Tennis star Naomi Osaka revealed mental health struggles many people face
Will Osaka’s comments help other athletes, coaches and families better understand?
By Fred Bowen,
Christophe Ena AP
Naomi Osaka has been the talk of the French Open tennis tournament for two weeks even though she played only one match.
Osaka is a 23-year-old superstar in the women’s game. She is rated second in the world and has won four major titles, two United States Opens and two Australian Opens. (Wimbledon and the French Open are the two other major tennis championships.)

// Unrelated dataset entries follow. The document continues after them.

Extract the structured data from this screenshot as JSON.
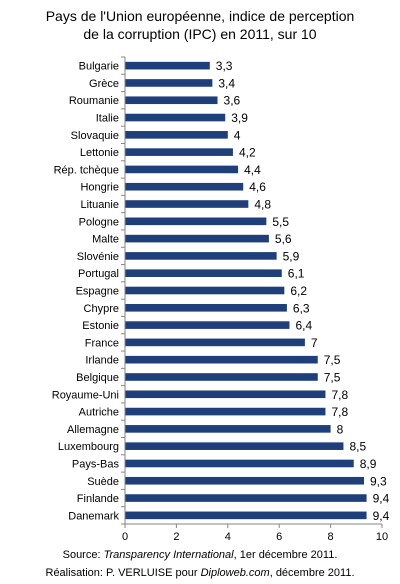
{
  "chart_data": {
    "type": "bar",
    "orientation": "horizontal",
    "title_lines": [
      "Pays de l'Union européenne, indice de perception",
      "de la corruption (IPC) en 2011,  sur 10"
    ],
    "categories": [
      "Bulgarie",
      "Grèce",
      "Roumanie",
      "Italie",
      "Slovaquie",
      "Lettonie",
      "Rép. tchèque",
      "Hongrie",
      "Lituanie",
      "Pologne",
      "Malte",
      "Slovénie",
      "Portugal",
      "Espagne",
      "Chypre",
      "Estonie",
      "France",
      "Irlande",
      "Belgique",
      "Royaume-Uni",
      "Autriche",
      "Allemagne",
      "Luxembourg",
      "Pays-Bas",
      "Suède",
      "Finlande",
      "Danemark"
    ],
    "values": [
      3.3,
      3.4,
      3.6,
      3.9,
      4,
      4.2,
      4.4,
      4.6,
      4.8,
      5.5,
      5.6,
      5.9,
      6.1,
      6.2,
      6.3,
      6.4,
      7,
      7.5,
      7.5,
      7.8,
      7.8,
      8,
      8.5,
      8.9,
      9.3,
      9.4,
      9.4
    ],
    "value_labels": [
      "3,3",
      "3,4",
      "3,6",
      "3,9",
      "4",
      "4,2",
      "4,4",
      "4,6",
      "4,8",
      "5,5",
      "5,6",
      "5,9",
      "6,1",
      "6,2",
      "6,3",
      "6,4",
      "7",
      "7,5",
      "7,5",
      "7,8",
      "7,8",
      "8",
      "8,5",
      "8,9",
      "9,3",
      "9,4",
      "9,4"
    ],
    "xlim": [
      0,
      10
    ],
    "x_ticks": [
      0,
      2,
      4,
      6,
      8,
      10
    ],
    "xlabel": "",
    "ylabel": "",
    "grid": false,
    "legend": "none",
    "bar_color": "#1F3F7A",
    "axis_color": "#868686"
  },
  "footer": {
    "source_prefix": "Source: ",
    "source_name": "Transparency International",
    "source_suffix": ", 1er décembre 2011.",
    "credit_prefix": "Réalisation: P. VERLUISE  pour ",
    "credit_site": "Diploweb.com",
    "credit_suffix": ", décembre 2011."
  }
}
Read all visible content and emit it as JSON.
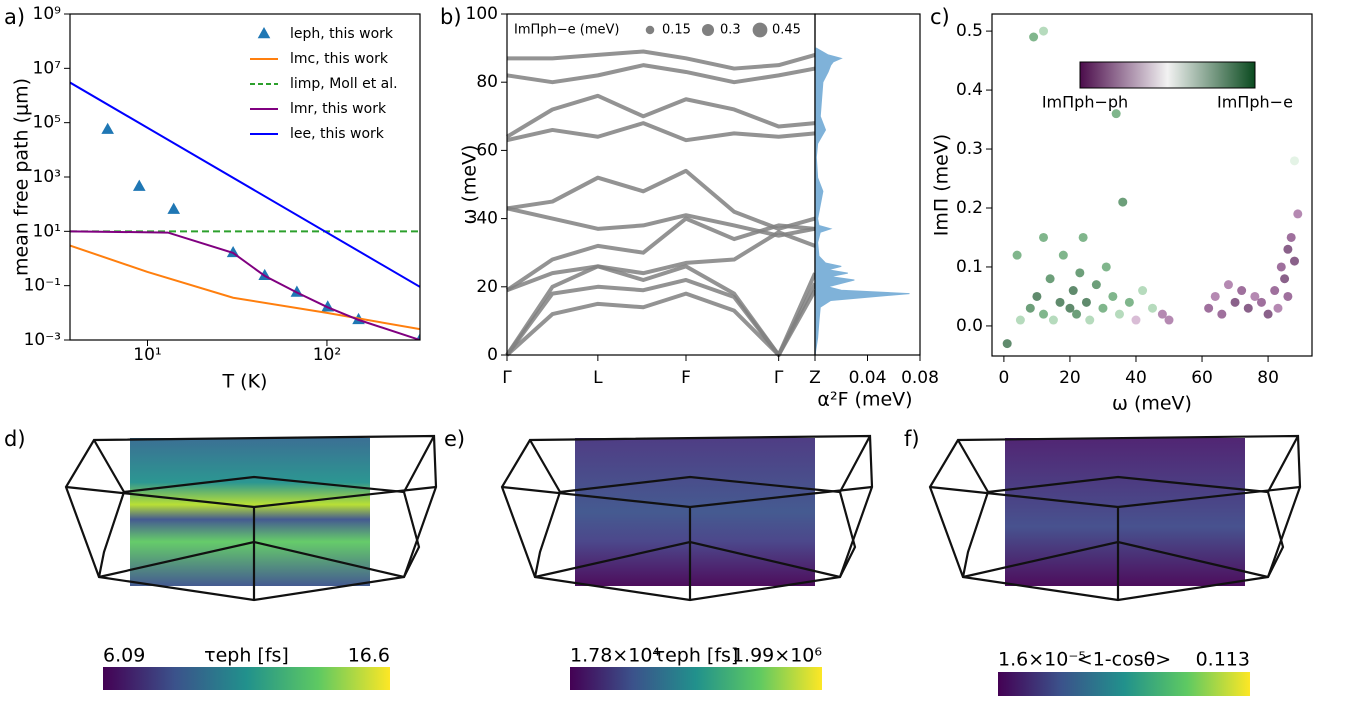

Osaka is also the highest-paid female athlete in the world. She made more than $55 million in prize money and endorsements in 2020.
Before this year’s French Open, Osaka announced she would not participate in any after-match news conferences because she wants to safeguard her mental well-being. Osaka said the reporters’ questions sometimes put doubts in her mind.
Osaka skipped the news conference after her first match. Lots of folks criticized this decision on social media, saying Osaka should answer the reporters’ questions as other players do.
Players attend the news conferences to get more people and fans interested in the tournament and tennis in general. Earlier players such as Billie Jean King, Chris Evert and Martina Navratilova worked hard to make tennis, and especially women’s tennis, popular.
The officials running the French Open fined Osaka $15,000 and threatened to suspend her from the tournament. Instead, Osaka withdrew from the tournament.
Osaka explained that she had battled “long bouts of depression” since she won her first major tournament, the U.S. Open in 2018. Depression is a serious mental illness in which a person feels so sad they lose interest in doing normal, everyday things.
Although Osaka is an international sports star and a multimillionaire, her experience can be a lesson for kids who play sports.
First, Osaka proves that all of a person’s problems are not solved by winning. Sometimes I think kids believe if they can win a game or make a select team they will be happier. But it doesn’t always work that way.
Sometimes after you win, for example, there may be more pressure and expectations to continue winning.
Second, mental illness can happen to anyone, from kids to the biggest sports stars. The great Olympic swimmer Michael Phelps, who won 28 medals including 23 gold medals, has said he has struggled with depression. It may be harder for athletes who are trained to be strong and tough to admit they have problems and need help.
Third, everyone is different. Lots of athletes seem comfortable with interviews and questions from the media. Osaka, like many adults and kids, describes herself as “shy.” Talking in front of a crowd is a lot harder for her than for most people.
Finally, it seems to me that Osaka, just as anyone who struggles with mental health issues, deserves understanding instead of criticism. Let’s hope that’s where all this talk leads.